Are risky assets disconnected from fundamentals? At the end of February, global equities are up 11%, high-yield bonds surged by 6.26%, and the credit segment in its whole is enjoying solid gains on the back of spreads tightening. The U-turn in the Fed’s monetary policy helped investors, lowering the probability of an imminent recession, restoring confidence, and sparking the current powerful rally in equities. Consequently, as earnings growth prospects have been revised down since the beginning of the year, the S&P 500 benefitted from a multiple expansion of 2.2 points, from 14x FW earnings at the Christmas Eve trough to 16.2x FW PE, back in-line with the 5-year average.
In the meantime, global economic indicators are still pointing to significant strains. China and Europe are facing a manufacturing recession, and are entering the contraction zone according to the latest PMI surveys which tumbled below the 50 mark. South Korea’s economic activity or Baltic dry index prices, which are good proxies for tracking trade growth prospects, are also negatively oriented, emphasising that the global economic situation is still exhibiting numerous signs of slowdown. Why, then, aren’t risky assets concerned by the deterioration of the manufacturing activity?

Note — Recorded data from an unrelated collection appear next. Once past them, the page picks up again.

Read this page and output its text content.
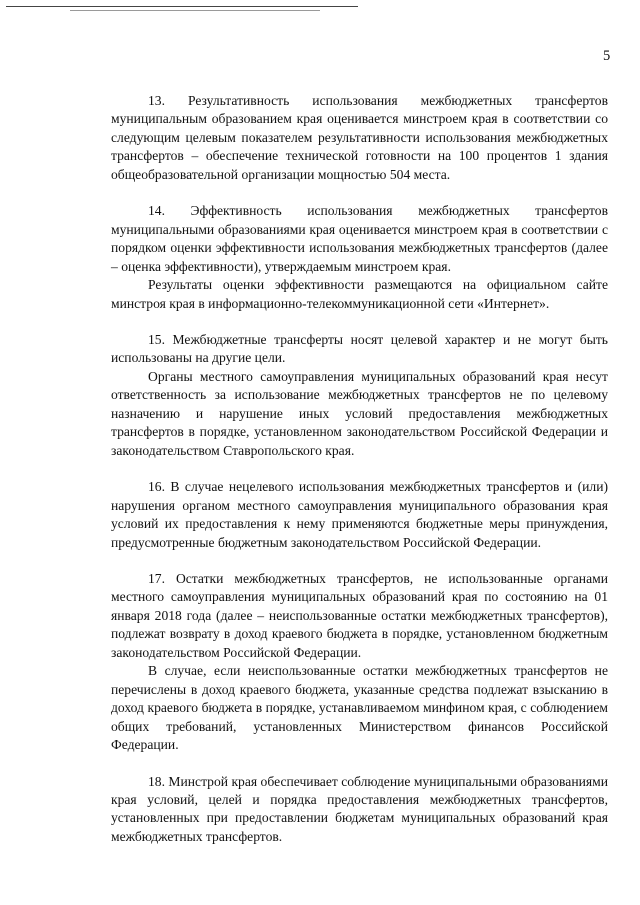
5

13. Результативность использования межбюджетных трансфертов муниципальным образованием края оценивается минстроем края в соответствии со следующим целевым показателем результативности использования межбюджетных трансфертов – обеспечение технической готовности на 100 процентов 1 здания общеобразовательной организации мощностью 504 места.

14. Эффективность использования межбюджетных трансфертов муниципальными образованиями края оценивается минстроем края в соответствии с порядком оценки эффективности использования межбюджетных трансфертов (далее – оценка эффективности), утверждаемым минстроем края.

Результаты оценки эффективности размещаются на официальном сайте минстроя края в информационно-телекоммуникационной сети «Интернет».

15. Межбюджетные трансферты носят целевой характер и не могут быть использованы на другие цели.

Органы местного самоуправления муниципальных образований края несут ответственность за использование межбюджетных трансфертов не по целевому назначению и нарушение иных условий предоставления межбюджетных трансфертов в порядке, установленном законодательством Российской Федерации и законодательством Ставропольского края.

16. В случае нецелевого использования межбюджетных трансфертов и (или) нарушения органом местного самоуправления муниципального образования края условий их предоставления к нему применяются бюджетные меры принуждения, предусмотренные бюджетным законодательством Российской Федерации.

17. Остатки межбюджетных трансфертов, не использованные органами местного самоуправления муниципальных образований края по состоянию на 01 января 2018 года (далее – неиспользованные остатки межбюджетных трансфертов), подлежат возврату в доход краевого бюджета в порядке, установленном бюджетным законодательством Российской Федерации.

В случае, если неиспользованные остатки межбюджетных трансфертов не перечислены в доход краевого бюджета, указанные средства подлежат взысканию в доход краевого бюджета в порядке, устанавливаемом минфином края, с соблюдением общих требований, установленных Министерством финансов Российской Федерации.

18. Минстрой края обеспечивает соблюдение муниципальными образованиями края условий, целей и порядка предоставления межбюджетных трансфертов, установленных при предоставлении бюджетам муниципальных образований края межбюджетных трансфертов.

The resilience of the service component of the PMIs composite is one explanation.
For example, German spreads between service and manufacturing figures reached 8 points (exhibit 1), highlighting an unusual divergence by historical standards. It means that despite some clear macroeconomic headwinds, the German consumer has not been impacted yet as it benefitted from the low unemployment rate, which translated into some wage increase. The second explanation justifying the current risk-on mood is based on the fact that financial markets are anticipating a better economic outlook for the second part of year. A potential trade deal between China and the US or a soft Brexit will obviously remove uncertainties and restore confidence among CEOs. Moreover, as European economic indicators are so depressed, economists’ consensus reset their expectations to the downside, leaving some room for positive surprises.